II / N’ayant pas assumé sa mission, ayant répondu au lieu et à la place de M. le recteur, la CADA a pour ainsi dire contraint M. le recteur à cette réponse dilatoire. Par souci de bonne gestion, M. le recteur aurait tout aussi bien pu répondre qu’il possédait ces documents que M. le proviseur aurait négligé de conserver…

 

III Car de tels documents existent indubitablement et sont en la possession, à la fois de M. le proviseur et de M. le recteur. Un document administratif fourni par Gérard Deltheil, agent-comptable du lycée (TA Cergy-Pontoise, 0400327-4), indiquait qu’à la fin du mois de juin de l’année 2000, il y avait un reliquat de 326 HSE ! (Pièce jointe n°I), nombre qui donne une idée de l’importance de ce budget et des sommes dépensées au cours de l’année scolaire 1999-2000. Cependant, il écrivait : « les services comptables ne possèdent pas les informations susceptibles de déterminer de quel projet proviennent les heures payées » (Pièce jointe n°II). En même temps, il fournissait des pièces comptables, es qualité illisibles, où l’on apprenait, par exemple, qu’un professeur agrégé avait effectué 35 HSE, soit l’équivalent d’un demi-service mensuel de professeur, sans indiquer la période pendant laquelle ces HSE avaient été effectuées, sans indiquer l’intitulé de ou des (l’)activité(s) à laquelle ou auxquelles correspondent de si lourdes dépenses. (Pièce jointe n°III) Nulle part sur ces documents il est possible d’avoir un descriptif précis, objectif, vérifiable, contrôlable de l’état réel de la comptabilité de M. le proviseur.

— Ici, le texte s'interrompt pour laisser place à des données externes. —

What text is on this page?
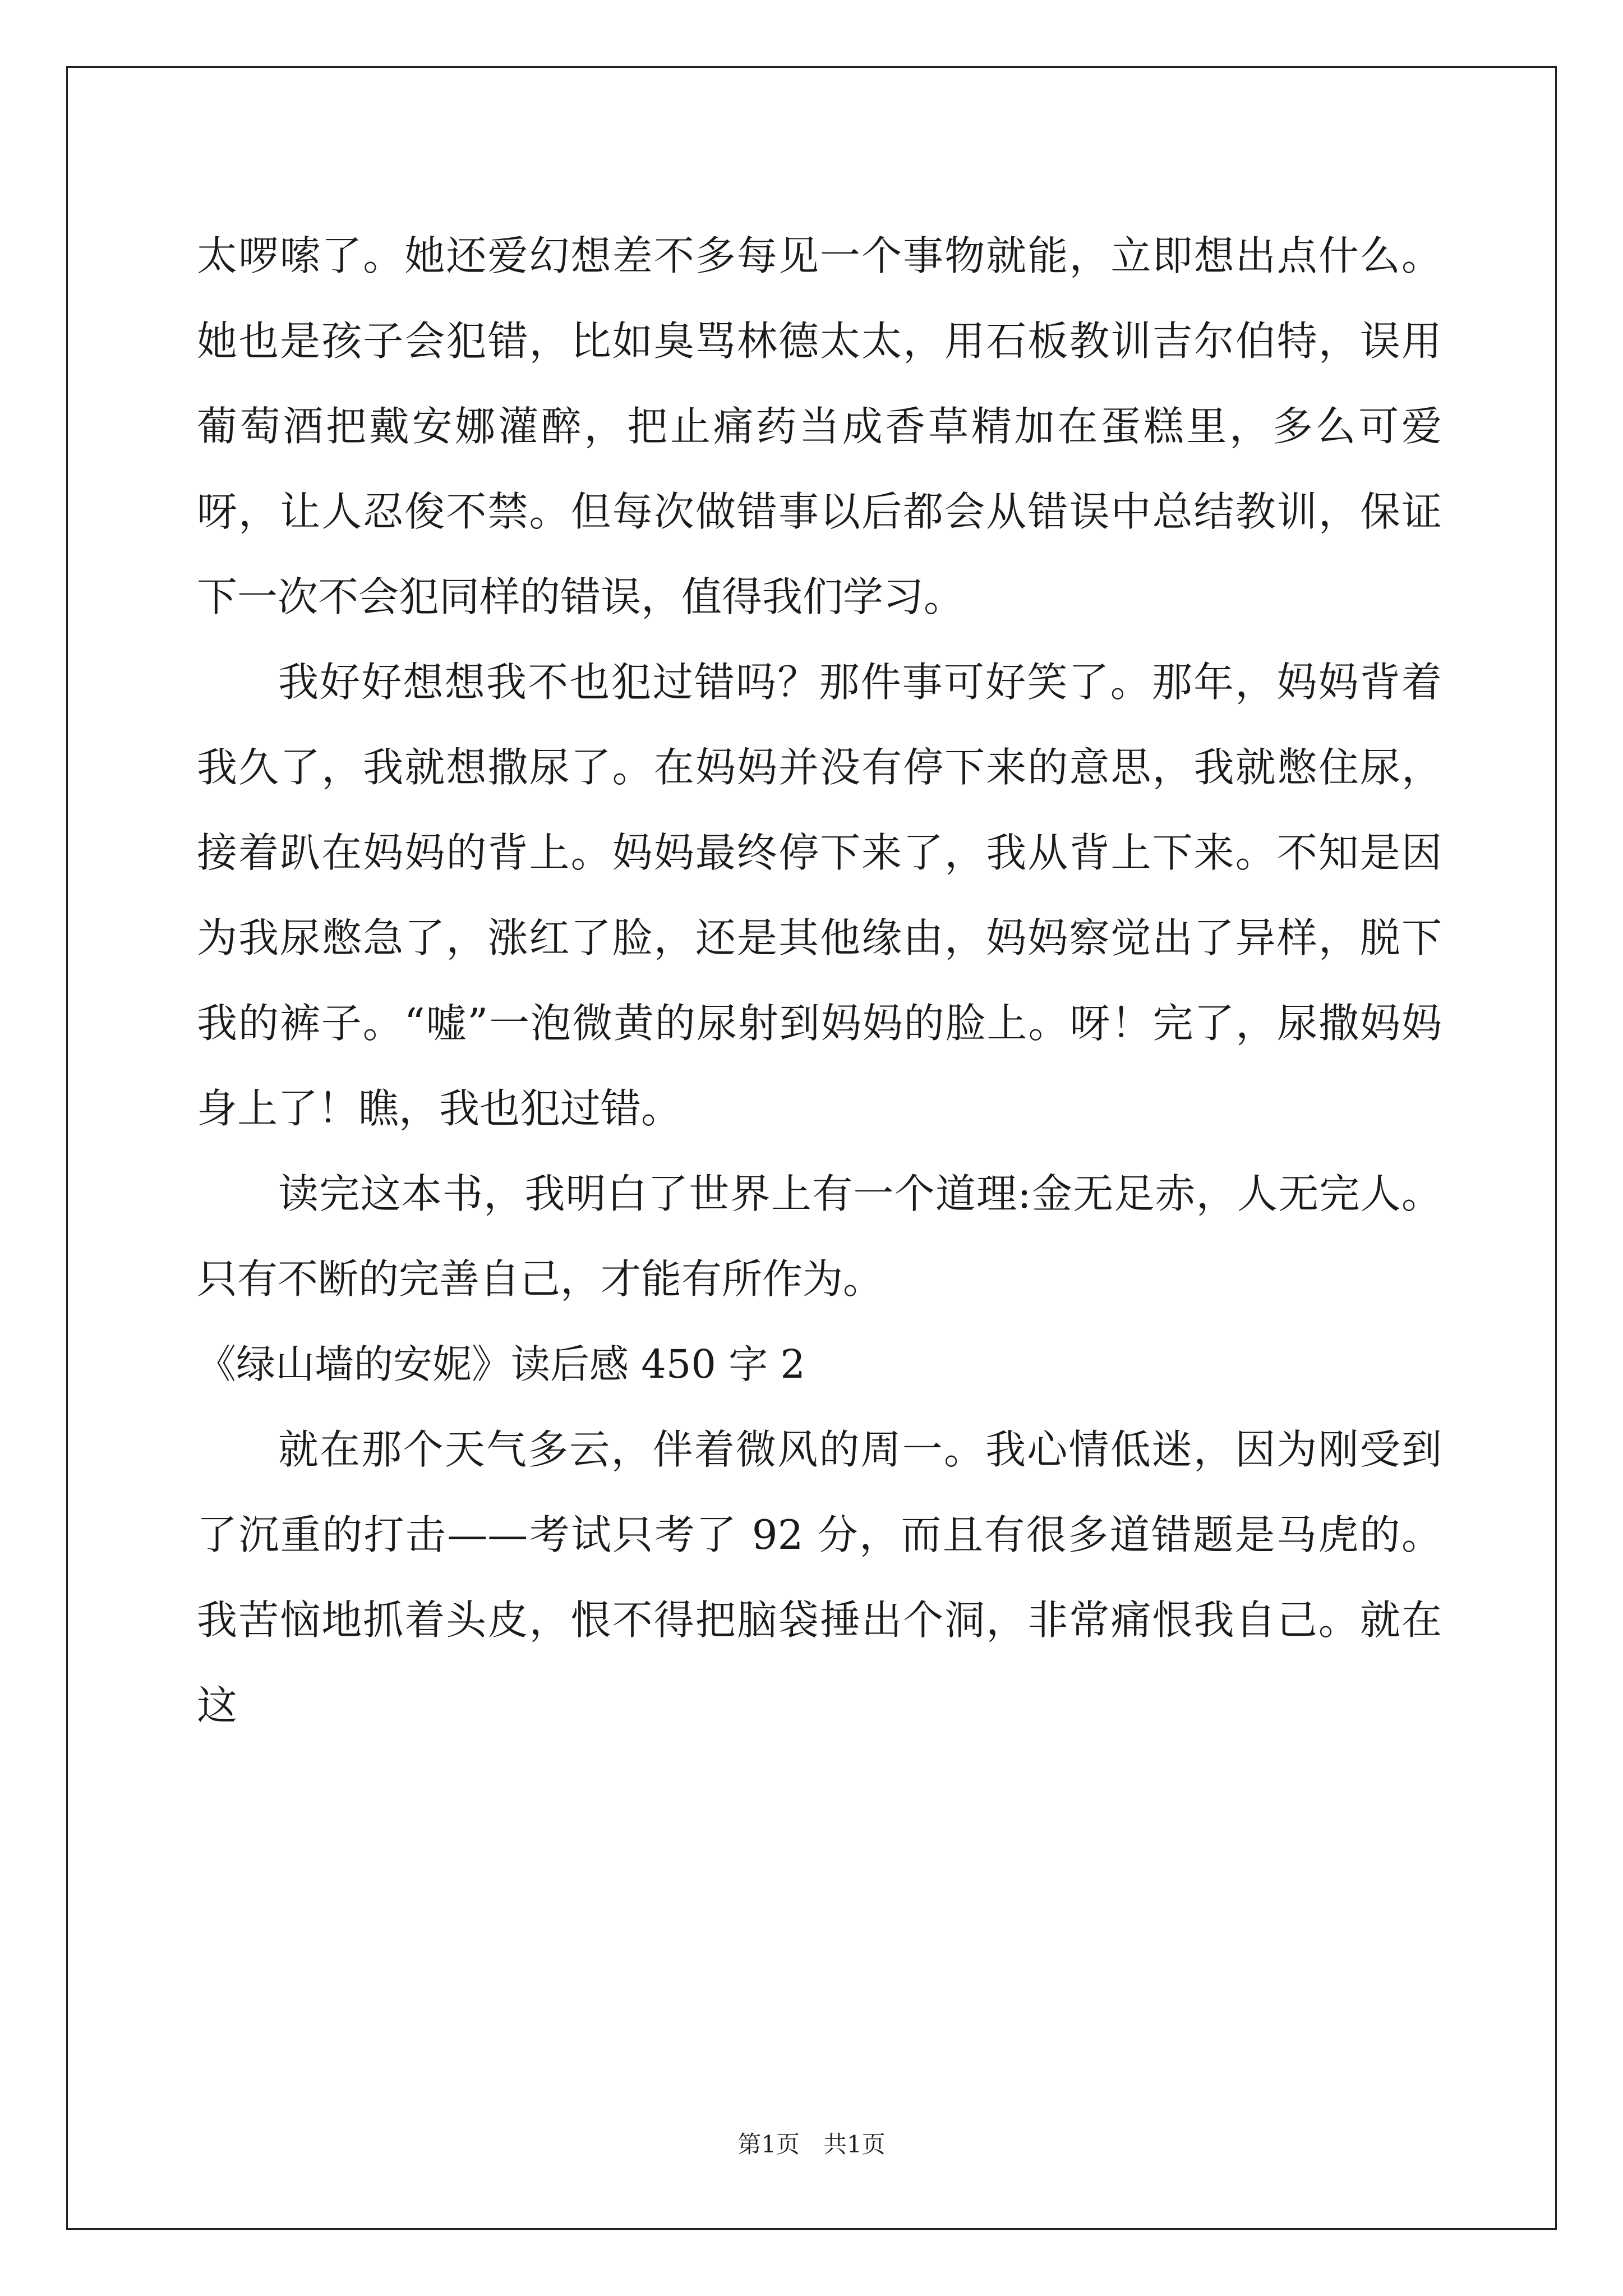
太啰嗦了。她还爱幻想差不多每见一个事物就能，立即想出点什么。她也是孩子会犯错，比如臭骂林德太太，用石板教训吉尔伯特，误用葡萄酒把戴安娜灌醉，把止痛药当成香草精加在蛋糕里，多么可爱呀，让人忍俊不禁。但每次做错事以后都会从错误中总结教训，保证下一次不会犯同样的错误，值得我们学习。

我好好想想我不也犯过错吗？那件事可好笑了。那年，妈妈背着我久了，我就想撒尿了。在妈妈并没有停下来的意思，我就憋住尿，接着趴在妈妈的背上。妈妈最终停下来了，我从背上下来。不知是因为我尿憋急了，涨红了脸，还是其他缘由，妈妈察觉出了异样，脱下我的裤子。“嘘”一泡微黄的尿射到妈妈的脸上。呀！完了，尿撒妈妈身上了！瞧，我也犯过错。

读完这本书，我明白了世界上有一个道理:金无足赤，人无完人。只有不断的完善自己，才能有所作为。

《绿山墙的安妮》读后感 450 字 2

就在那个天气多云，伴着微风的周一。我心情低迷，因为刚受到了沉重的打击——考试只考了 92 分，而且有很多道错题是马虎的。我苦恼地抓着头皮，恨不得把脑袋捶出个洞，非常痛恨我自己。就在这

第1页　共1页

En son temps, M. le recteur a reçu tous ces documents. Le code de l’éducation indique : « L’autorité académique et la collectivité de rattachement sont informées régulièrement de la situation financière de l’établissement… » (Code de l’éducation, Chapitre II, article L421-14, III). Il les a reçu une deuxième fois au cours de l’instruction de l’affaire précitée (0400327-4).

 

IV / M. Gérard Deltheil ajoute qu’il s’agit « d’exemples de documents récapitulant les HSE ». Des exemples étant toujours exemples parmi d’autres possibles, si ces documents étaient les seuls existants, une sorte de reste ayant échappé à l’oubli, celui-ci aurait formulé sa phrase autrement. En outre, sans doute occupé à de multiples tâches et pour m’être agréable - M. Gérard Deltheil indique lui-même qu’il « souhaiterai[t] que Monsieur Molinier prenne conscience du temps qu’il fait perdre aux personnels » - il a pris les premiers documents entassés sur plusieurs piles, ceux du mois de juin.

 

V / Alerté par mes soins une première fois, M. le recteur aurait dû conduire une enquête et corriger une illégalité évidente. Il aurait dû rappeler à M. Stassinet qu’« un ordonnateur de dépenses publiques, élu ou fonctionnaire, peut être déclaré comptable de fait par une juridiction financière, avec toutes les conséquences pécuniaires que cette qualification pourrait entraîner » (S. Guinchard, doyen honoraire de la faculté de droit de Lyon, recteur de l’académie de la Guadeloupe, Procédure pénale, Paris, Litec, 2002, p. 32, Pièce jointe n°IV). Il ne l’a pas fait.

 

VI / M. le recteur aurait dû élargir son enquête, à la fois par prévention d’une contagion possible, eu égard à un bon usage de l’argent des contribuables et par souci d’une saine administration. Il ne l’a pas fait. Alerté une seconde fois (requête TA Cergy-Pontoise, n° 0400327-4), M. le recteur reçut une seconde fois les pièces jointes ci-dessus présentées, accablantes pour M. Stassinet, puisqu’il apparaît que la répartition de l’ensemble du budget annuel HSE est affectée de lourdes irrégularités. Au total, une première fois, il existe une activité, sans que soit livrée la comptabilité correspondante, une seconde fois, il existe des dépenses, sans que l’on puisse déterminer à quelles activités elles correspondent.

 

VII / S’il est clair que « l’administration [n’a pas] obligation d’élaborer des documents qui n’existent pas… », elle a, a contrario, obligation de constituer et, le cas échéant, de reconstituer des documents administratifs comptables lorsqu’ils existent incomplètement, donc lorsque l’administration en a la possibilité matérielle dans un délai inférieur à dix ans (CE, 7 novembre 1999, Bordesoules). On sait la particulière vigilance exigée en matière du moindre acte administratif touchant la manipulation de l’argent public, vigilance qui exige qu’à chaque acte soit lié un document pour satisfaire à tout moment, même éloigné dans le temps, au principe constitutionnel selon lequel « La société a le droit de demander compte à tout agent public de son administration. » (Déclaration des droits de l’Homme et du citoyen du 26 août 1789, Article 15).

 

CONCLUSIONS

M. le recteur doit donc être libéré de la contrainte que l’avis prématuré de la CADA a exercé sur lui. La référence de M. le recteur à l’avis de la CADA est donc sans objet.

 

M. le recteur dispose indubitablement de tels documents au contenu incertain ou non pour chacun des mois de l’année scolaire 1999-2000. La référence de M. le recteur au conclusions du jugement de votre tribunal du 1er juillet est donc, elle aussi, sans objet.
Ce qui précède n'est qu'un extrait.